Zaher Mostafa R, El-Husseini Dalia M, El-Husseiny Mohamed H, El Amir Azza M, Hagag Naglaa M, Tammam Reham H
Genome Research Unit, Animal Health Research Institute, Agriculture Research Center (ARC), Giza, 12618, Egypt.
Biotechnology Department, Faculty of Science, Cairo University, Giza, 12613, Egypt.
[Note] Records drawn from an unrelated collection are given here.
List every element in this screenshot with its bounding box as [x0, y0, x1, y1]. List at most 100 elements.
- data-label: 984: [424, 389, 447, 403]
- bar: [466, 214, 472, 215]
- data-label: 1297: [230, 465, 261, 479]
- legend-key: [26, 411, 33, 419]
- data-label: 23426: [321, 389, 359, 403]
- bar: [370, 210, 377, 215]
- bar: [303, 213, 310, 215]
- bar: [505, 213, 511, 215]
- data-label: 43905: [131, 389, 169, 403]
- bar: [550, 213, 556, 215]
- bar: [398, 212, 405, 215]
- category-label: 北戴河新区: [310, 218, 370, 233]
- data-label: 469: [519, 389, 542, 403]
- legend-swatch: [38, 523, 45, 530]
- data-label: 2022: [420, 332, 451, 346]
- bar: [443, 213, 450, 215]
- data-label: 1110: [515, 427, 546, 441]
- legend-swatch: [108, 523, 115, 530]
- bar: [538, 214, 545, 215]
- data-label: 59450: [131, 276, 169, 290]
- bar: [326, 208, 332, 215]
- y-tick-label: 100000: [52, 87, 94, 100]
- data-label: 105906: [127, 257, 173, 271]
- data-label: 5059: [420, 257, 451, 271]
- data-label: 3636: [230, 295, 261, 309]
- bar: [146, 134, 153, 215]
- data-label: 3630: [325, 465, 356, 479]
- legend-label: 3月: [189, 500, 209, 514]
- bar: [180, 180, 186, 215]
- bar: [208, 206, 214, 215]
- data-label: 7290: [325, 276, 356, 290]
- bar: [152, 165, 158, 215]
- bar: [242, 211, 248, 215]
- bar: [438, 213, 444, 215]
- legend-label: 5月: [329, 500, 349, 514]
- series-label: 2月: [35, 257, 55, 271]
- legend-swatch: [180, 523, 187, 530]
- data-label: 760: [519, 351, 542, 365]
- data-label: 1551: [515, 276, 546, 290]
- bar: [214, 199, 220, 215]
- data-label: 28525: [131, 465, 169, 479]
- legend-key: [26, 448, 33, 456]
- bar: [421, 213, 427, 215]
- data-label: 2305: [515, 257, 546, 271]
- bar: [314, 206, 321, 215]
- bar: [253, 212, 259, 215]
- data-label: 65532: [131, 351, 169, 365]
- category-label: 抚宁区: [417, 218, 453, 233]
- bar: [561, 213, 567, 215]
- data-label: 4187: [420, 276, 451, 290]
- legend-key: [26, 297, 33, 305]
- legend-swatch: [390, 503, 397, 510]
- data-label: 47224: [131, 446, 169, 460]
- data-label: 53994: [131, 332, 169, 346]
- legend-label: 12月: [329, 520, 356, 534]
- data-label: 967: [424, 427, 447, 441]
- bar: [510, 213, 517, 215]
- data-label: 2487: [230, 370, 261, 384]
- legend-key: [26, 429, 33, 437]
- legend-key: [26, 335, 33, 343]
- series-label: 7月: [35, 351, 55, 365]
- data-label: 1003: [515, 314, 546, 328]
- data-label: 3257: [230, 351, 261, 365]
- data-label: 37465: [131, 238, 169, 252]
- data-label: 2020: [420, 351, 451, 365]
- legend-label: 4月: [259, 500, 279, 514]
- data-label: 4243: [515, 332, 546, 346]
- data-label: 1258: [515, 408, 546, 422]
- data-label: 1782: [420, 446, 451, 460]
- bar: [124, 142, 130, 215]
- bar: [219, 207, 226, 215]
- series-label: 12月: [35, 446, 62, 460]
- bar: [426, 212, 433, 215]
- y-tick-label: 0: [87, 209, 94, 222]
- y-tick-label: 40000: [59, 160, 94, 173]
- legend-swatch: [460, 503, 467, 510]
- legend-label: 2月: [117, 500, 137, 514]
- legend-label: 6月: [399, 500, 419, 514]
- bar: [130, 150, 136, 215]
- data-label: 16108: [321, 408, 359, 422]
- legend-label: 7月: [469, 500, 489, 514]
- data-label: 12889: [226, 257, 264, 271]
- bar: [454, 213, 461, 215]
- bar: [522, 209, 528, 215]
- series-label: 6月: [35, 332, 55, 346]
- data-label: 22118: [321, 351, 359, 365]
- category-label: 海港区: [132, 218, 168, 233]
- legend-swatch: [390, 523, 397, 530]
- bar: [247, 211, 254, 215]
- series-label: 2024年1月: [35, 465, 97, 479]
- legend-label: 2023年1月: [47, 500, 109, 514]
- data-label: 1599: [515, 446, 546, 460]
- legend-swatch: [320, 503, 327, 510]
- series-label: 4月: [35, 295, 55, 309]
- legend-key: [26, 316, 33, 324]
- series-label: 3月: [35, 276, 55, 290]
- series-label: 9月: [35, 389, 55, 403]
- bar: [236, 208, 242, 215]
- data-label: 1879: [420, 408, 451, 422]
Biotechnol Lett. 2025 Apr 21;47(3):44. doi: 10.1007/s10529-025-03583-7.
Design and validate flexible constructs for recombinant expression of FMDV serotype O structural proteins of the circulating topotypes using newly designed degenerate primers. The designed degenerate primers targeting diverse topotypes enabled the successful amplification of VP0, VP1, and VP3 genes. Integration of the essential transcriptional and translational regulatory elements including T7 promoter, leader g10 sequence, and T7 terminator, as well as ribosome binding site (RBS), start and stop codons, respectively via overlap extension PCR empowered efficient expression of these proteins in E. coli. Cloned constructs expressed the target proteins of expected molecular weights: VP0 (34 kDa), VP1 (24 kDa), and VP3 (22 kDa). SDS-PAGE and Western blotting confirmed high protein yield and purity. This platform demonstrated adaptability for diagnostic and vaccine development applications. The workflow offers a robust tool for producing FMDV structural proteins concerning the circulating strains attempting to improve control measures including diagnosis and vaccinations.
使用新设计的简并引物设计并验证用于循环拓扑型口蹄疫病毒O型结构蛋白重组表达的灵活构建体。针对不同拓扑型设计的简并引物能够成功扩增VP0、VP1和VP3基因。通过重叠延伸PCR分别整合包括T7启动子、前导g10序列和T7终止子以及核糖体结合位点(RBS)、起始和终止密码子在内的必需转录和翻译调控元件,可使这些蛋白在大肠杆菌中高效表达。克隆的构建体表达出预期分子量的目标蛋白:VP0(34 kDa)、VP1(24 kDa)和VP3(22 kDa)。SDS-PAGE和蛋白质免疫印迹证实了高蛋白质产量和纯度。该平台展示了在诊断和疫苗开发应用中的适应性。该工作流程为生产与循环毒株相关的口蹄疫病毒结构蛋白提供了一个强大的工具,有助于改进包括诊断和疫苗接种在内的控制措施。